La Pluma y la Rosa

Ashbourne Manor la recibió con su aire solemne y húmedo, envuelto en la neblina de la campiña. Después del bullicio de Londres, los días parecían más largos, los silencios más hondos. Eleanor agradecía esa calma aparente, aunque la presión de su madre y las atenciones insistentes de Ashford seguían persiguiéndola como una sombra.

Aquella mañana, gris y fresca, salió sola al jardín con un libro en las manos. El rocío perlaba aún los rosales, y un viento suave agitaba las ramas. Caminó hasta su rincón secreto, un banco de piedra junto al estanque donde solía refugiarse desde niña. El lugar estaba como lo recordaba: el musgo trepando por la piedra, el sonido del agua golpeando suavemente las rocas. Era su santuario, el único rincón del mundo que sentía enteramente suyo. Se sentó con el libro sobre las rodillas, buscando consuelo en la poesía.

Al abrirlo, su respiración se detuvo.

Entre las páginas, cuidadosamente prensada, había una rosa carmesí, intacta, como si alguien la hubiera dejado allí apenas unas horas antes.

El corazón le dio un vuelco. Ese libro siempre lo guardaba en su aposento, y ese banco era su escondite más preciado. Nadie más conocía ese lugar. Con dedos temblorosos, acarició la flor, acercándola a su rostro. Su fragancia suave, dulzona, la envolvió, evocándole la hierba mojada y el aire de la noche.

Él sabe dónde encontrarme.

El pensamiento la estremeció. La pluma gris que aún guardaba en su cofre ya no era un accidente. Era la primera señal de un juego secreto. Y ahora, la rosa era una declaración. Pero en lugar de pavor, una oleada de emoción prohibida la recorrió. Era una intrusión, sí, pero también una intimidad compartida. Él no solo había entrado en los terrenos de la mansión; había entrado en el espacio más privado de su mundo. La rosa no era una violación, era un susurro. Y ese susurro decía: "Te veo. Y estoy aquí".

Una mezcla de temor y deseo la invadió. ¿Cómo podía aquel hombre deslizarse en su mundo con tal sigilo, como un fantasma entre muros y sombras? La facilidad con la que burlaba la seguridad de la mansión debería aterrarla. Y lo hacía. Pero ese terror venía mezclado con una emoción aún más poderosa: la admiración. La rosa no le ofrecía seguridad ni un título, sino algo distinto: una promesa. Una pluma de halcón y una rosa roja: libertad y pasión.

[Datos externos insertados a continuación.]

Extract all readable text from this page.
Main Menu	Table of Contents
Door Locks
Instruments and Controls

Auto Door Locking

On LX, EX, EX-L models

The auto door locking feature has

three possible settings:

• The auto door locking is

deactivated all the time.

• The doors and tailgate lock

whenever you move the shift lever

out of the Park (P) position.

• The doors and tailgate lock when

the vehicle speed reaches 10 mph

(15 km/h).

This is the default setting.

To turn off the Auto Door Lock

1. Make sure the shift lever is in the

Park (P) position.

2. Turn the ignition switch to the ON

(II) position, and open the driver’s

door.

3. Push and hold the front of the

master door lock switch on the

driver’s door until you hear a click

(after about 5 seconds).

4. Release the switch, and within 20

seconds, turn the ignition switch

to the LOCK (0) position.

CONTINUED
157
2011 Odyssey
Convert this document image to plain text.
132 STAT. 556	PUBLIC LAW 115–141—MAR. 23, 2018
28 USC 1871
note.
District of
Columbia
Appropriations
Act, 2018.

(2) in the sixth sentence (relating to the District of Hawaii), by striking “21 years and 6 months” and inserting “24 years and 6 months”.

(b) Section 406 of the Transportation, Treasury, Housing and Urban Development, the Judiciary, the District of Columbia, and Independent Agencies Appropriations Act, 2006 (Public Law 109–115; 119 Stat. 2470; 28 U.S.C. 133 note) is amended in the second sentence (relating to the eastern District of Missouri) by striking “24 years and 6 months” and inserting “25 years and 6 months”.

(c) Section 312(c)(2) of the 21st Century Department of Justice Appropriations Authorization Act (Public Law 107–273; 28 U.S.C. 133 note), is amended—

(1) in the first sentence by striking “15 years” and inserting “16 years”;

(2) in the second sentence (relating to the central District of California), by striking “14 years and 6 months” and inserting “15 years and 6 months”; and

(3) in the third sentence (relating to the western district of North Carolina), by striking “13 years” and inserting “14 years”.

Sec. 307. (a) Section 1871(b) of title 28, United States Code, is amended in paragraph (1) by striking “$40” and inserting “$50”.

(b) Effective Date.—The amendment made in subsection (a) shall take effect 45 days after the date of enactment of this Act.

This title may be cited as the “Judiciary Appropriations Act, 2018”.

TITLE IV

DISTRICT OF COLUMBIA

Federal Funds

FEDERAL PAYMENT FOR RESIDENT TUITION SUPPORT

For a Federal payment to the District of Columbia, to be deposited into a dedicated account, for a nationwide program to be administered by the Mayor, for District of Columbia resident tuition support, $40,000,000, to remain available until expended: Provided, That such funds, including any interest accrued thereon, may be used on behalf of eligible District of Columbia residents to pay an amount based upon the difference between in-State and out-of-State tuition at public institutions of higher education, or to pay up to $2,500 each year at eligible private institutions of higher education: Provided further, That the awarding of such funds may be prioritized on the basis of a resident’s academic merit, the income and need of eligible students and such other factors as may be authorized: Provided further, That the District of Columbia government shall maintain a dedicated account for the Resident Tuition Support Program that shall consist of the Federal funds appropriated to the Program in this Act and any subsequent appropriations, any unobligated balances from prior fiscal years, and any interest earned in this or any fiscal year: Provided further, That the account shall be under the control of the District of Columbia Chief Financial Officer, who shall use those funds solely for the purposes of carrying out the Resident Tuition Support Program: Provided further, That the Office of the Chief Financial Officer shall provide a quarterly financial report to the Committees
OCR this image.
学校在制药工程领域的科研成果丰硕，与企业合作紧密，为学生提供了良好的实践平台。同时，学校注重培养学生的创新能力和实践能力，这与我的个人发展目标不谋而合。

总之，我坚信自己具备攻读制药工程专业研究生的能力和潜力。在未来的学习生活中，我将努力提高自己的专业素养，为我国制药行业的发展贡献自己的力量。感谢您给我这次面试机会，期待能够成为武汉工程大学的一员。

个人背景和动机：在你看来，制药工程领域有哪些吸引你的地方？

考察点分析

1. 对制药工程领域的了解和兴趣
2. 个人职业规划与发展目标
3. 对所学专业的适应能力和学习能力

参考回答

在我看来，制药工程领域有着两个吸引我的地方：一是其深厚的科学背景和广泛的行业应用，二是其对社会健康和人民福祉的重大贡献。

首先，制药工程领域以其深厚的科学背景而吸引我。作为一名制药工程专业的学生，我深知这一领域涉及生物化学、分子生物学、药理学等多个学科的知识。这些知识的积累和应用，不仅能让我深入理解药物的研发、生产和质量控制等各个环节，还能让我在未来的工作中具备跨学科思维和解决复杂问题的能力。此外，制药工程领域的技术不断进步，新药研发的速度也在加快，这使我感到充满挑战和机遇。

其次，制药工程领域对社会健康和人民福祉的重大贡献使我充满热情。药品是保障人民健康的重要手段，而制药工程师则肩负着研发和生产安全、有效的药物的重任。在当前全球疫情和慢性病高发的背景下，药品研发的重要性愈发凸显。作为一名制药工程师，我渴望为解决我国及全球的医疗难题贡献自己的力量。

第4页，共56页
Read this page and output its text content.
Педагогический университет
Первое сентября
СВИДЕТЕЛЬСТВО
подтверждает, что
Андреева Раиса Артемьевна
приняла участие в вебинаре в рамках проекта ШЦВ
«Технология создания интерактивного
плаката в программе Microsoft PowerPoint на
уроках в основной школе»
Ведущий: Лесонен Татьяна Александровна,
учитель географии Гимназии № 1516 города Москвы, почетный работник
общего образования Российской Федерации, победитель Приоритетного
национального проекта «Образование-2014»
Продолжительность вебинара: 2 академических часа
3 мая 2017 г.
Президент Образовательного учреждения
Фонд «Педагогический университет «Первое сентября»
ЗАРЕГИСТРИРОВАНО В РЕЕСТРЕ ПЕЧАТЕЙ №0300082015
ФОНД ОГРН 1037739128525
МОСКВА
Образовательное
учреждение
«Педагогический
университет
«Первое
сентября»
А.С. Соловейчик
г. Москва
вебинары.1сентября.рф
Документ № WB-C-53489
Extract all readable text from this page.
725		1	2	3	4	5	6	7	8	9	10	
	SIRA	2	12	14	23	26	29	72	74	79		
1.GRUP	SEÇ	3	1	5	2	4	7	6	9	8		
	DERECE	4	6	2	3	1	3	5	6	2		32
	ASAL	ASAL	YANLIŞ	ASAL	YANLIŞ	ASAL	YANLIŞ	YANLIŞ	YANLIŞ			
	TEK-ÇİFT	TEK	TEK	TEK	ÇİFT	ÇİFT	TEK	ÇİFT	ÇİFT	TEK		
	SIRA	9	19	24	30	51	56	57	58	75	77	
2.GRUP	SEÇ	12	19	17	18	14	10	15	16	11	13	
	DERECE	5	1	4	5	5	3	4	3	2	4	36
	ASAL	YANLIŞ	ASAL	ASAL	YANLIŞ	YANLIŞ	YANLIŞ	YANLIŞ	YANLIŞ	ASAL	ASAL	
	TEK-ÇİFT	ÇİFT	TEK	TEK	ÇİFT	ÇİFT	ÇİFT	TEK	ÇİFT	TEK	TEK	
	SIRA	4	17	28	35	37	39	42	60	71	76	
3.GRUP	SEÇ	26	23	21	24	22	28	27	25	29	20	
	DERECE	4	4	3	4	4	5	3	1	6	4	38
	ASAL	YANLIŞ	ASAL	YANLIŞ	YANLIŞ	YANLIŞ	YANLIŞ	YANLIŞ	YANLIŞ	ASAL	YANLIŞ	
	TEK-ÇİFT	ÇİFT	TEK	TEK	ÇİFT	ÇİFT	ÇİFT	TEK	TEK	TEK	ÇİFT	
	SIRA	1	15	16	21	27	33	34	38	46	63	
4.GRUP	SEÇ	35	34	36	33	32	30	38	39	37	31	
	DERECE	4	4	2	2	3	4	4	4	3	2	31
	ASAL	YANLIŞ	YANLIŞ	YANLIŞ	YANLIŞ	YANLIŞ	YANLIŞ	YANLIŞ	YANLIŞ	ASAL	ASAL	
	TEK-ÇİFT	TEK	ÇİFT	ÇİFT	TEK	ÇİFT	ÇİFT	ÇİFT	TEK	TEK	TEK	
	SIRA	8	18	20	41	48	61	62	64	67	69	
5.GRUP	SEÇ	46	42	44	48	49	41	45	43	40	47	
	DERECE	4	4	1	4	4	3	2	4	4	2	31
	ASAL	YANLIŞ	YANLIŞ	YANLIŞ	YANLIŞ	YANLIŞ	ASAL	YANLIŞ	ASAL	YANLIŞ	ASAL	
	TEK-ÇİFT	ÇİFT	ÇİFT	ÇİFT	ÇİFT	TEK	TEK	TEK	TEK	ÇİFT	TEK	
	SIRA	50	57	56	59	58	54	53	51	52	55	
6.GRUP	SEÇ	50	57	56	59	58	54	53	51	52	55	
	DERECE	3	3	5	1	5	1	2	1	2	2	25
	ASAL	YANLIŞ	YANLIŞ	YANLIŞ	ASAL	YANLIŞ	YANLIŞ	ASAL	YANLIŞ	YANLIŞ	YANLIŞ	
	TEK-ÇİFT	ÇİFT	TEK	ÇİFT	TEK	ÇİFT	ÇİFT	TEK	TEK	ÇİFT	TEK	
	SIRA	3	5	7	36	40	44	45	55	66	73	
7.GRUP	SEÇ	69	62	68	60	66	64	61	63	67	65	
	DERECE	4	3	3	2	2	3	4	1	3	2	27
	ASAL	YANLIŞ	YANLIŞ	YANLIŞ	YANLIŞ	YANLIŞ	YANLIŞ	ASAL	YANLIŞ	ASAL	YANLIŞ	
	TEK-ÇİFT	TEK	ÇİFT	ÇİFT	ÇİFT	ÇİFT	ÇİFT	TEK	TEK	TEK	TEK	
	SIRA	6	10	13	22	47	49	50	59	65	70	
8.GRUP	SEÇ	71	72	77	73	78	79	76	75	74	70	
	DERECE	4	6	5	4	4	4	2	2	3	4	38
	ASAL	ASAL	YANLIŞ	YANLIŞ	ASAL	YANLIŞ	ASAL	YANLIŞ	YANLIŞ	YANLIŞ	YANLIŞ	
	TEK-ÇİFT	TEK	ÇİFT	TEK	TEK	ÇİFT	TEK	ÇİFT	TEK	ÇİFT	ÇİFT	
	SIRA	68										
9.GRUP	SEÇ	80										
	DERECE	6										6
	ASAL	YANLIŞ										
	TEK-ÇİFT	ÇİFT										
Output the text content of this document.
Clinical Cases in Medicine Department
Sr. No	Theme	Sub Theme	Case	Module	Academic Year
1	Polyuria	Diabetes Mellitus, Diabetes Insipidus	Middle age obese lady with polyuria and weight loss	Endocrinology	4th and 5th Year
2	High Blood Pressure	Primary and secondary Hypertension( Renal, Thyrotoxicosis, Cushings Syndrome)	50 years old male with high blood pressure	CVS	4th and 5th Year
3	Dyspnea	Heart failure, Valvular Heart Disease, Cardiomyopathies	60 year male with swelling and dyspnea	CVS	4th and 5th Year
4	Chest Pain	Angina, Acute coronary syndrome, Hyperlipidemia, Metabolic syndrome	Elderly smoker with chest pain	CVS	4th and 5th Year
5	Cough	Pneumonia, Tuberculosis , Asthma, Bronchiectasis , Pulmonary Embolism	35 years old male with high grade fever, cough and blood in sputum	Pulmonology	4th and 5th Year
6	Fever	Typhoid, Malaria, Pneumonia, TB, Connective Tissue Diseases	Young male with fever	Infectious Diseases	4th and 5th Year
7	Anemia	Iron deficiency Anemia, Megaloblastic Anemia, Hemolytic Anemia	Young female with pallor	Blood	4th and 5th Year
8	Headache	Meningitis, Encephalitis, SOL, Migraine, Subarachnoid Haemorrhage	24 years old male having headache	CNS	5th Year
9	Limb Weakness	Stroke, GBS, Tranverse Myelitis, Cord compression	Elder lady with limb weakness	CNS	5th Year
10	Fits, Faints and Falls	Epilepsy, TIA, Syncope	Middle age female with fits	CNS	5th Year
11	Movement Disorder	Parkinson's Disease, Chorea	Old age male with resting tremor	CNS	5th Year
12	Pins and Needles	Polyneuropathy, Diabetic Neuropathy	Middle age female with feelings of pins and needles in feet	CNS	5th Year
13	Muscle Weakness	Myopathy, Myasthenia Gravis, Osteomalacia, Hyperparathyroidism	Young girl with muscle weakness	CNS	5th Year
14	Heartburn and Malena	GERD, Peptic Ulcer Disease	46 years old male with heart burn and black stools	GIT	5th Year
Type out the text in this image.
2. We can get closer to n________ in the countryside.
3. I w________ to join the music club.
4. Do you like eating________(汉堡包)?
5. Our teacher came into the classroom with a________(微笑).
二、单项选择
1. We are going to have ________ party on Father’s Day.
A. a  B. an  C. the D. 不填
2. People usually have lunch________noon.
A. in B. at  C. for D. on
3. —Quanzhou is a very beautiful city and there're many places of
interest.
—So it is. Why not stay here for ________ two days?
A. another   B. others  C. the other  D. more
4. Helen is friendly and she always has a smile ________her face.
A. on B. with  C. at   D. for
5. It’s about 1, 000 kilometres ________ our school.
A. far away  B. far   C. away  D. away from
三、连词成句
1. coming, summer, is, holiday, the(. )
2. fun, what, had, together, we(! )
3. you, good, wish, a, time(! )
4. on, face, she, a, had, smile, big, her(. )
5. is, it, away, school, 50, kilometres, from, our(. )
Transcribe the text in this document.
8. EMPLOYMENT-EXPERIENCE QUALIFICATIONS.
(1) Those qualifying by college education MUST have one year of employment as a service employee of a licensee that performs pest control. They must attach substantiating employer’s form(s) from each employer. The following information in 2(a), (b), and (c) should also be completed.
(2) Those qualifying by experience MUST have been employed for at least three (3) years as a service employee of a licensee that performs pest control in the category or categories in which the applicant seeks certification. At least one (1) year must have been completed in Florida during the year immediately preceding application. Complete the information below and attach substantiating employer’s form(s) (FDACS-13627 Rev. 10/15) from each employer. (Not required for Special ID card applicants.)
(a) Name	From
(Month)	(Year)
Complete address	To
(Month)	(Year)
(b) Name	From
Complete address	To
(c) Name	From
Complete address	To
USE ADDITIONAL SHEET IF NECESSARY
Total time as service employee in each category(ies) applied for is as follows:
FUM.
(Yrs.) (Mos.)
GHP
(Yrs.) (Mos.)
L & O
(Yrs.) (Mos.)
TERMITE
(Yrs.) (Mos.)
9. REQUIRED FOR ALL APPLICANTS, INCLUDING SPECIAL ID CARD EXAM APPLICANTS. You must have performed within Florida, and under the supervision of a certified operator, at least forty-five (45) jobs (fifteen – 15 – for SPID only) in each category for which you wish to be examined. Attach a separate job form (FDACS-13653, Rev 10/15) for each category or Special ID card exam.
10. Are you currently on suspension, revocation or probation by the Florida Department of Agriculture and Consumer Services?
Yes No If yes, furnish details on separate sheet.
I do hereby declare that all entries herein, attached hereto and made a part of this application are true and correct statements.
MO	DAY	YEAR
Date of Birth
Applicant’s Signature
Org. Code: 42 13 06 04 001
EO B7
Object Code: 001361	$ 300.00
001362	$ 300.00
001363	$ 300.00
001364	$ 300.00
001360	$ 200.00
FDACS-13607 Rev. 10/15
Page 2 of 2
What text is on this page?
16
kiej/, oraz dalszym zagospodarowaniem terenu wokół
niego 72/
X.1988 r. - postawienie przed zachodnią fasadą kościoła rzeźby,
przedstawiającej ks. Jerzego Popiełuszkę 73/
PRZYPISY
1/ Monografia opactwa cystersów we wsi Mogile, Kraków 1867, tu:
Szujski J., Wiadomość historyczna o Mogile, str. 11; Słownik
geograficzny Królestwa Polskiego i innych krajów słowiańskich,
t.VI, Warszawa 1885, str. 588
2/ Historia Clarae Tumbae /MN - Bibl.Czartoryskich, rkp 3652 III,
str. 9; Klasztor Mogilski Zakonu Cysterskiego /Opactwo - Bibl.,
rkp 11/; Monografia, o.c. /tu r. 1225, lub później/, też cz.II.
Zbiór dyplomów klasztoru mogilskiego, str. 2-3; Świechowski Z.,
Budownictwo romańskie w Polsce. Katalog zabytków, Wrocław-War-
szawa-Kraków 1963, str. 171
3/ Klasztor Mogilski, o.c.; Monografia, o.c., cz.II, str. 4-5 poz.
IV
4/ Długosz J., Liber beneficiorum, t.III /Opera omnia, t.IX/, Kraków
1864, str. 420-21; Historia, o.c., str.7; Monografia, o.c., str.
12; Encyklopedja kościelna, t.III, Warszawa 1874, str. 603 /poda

Pero la prueba definitiva de que su presencia era real, y no un sueño, llegó esa noche. Al regresar a su habitación, en el alféizar de la ventana, oculto entre las cortinas, había dejado algo más: una pluma pequeña, suave, de codorniz. Imposible de pasar por alto.

Un escalofrío le recorrió la nuca. Aquello no era casualidad. Él la vigilaba, sí, pero no con frialdad: con un lenguaje secreto, invitándola a compartir su mundo.

Eleanor la sostuvo en la mano y sonrió, con un rubor que no pudo contener.

—Estás jugando conmigo, Halcón —susurró al aire—. ¿Pero qué clase de juego es este?

Se acercó al espejo. Su reflejo le devolvió la imagen de una mujer con las mejillas encendidas, los labios entreabiertos por una sonrisa involuntaria y los ojos brillando con una luz que jamás habían reflejado los candelabros de un salón. Se tocó la mejilla, esperando casi sentir el calor de la mano de Gabriel a través del vidrio. ¿Quién era esa mujer de ojos desafiantes? No era la hija de Lord Whitcombe, ni la futura esposa de Ashford. Era la cómplice del Halcón. Una punzada de miedo, agudo y claro, le advirtió del precipicio al que se asomaba. Pero era un miedo vibrante, electrizante, tan diferente del adormecedor tedio que había sido su vida. Prefería este vértigo a aquella paz muerta. Ya no era solo la dama obediente que todos esperaban. Era otra mujer: expectante, palpitante, atrapada en un secreto que la hacía sentirse viva por primera vez.

Aquella noche durmió con la rosa bajo la almohada y la pluma sobre la mesilla, como amuletos que la unían a él. Y al cerrar los ojos, soñó con la fuerza de sus brazos, el calor de su voz, y la posibilidad de un destino que ya empezaba a apartarla de todo lo conocido.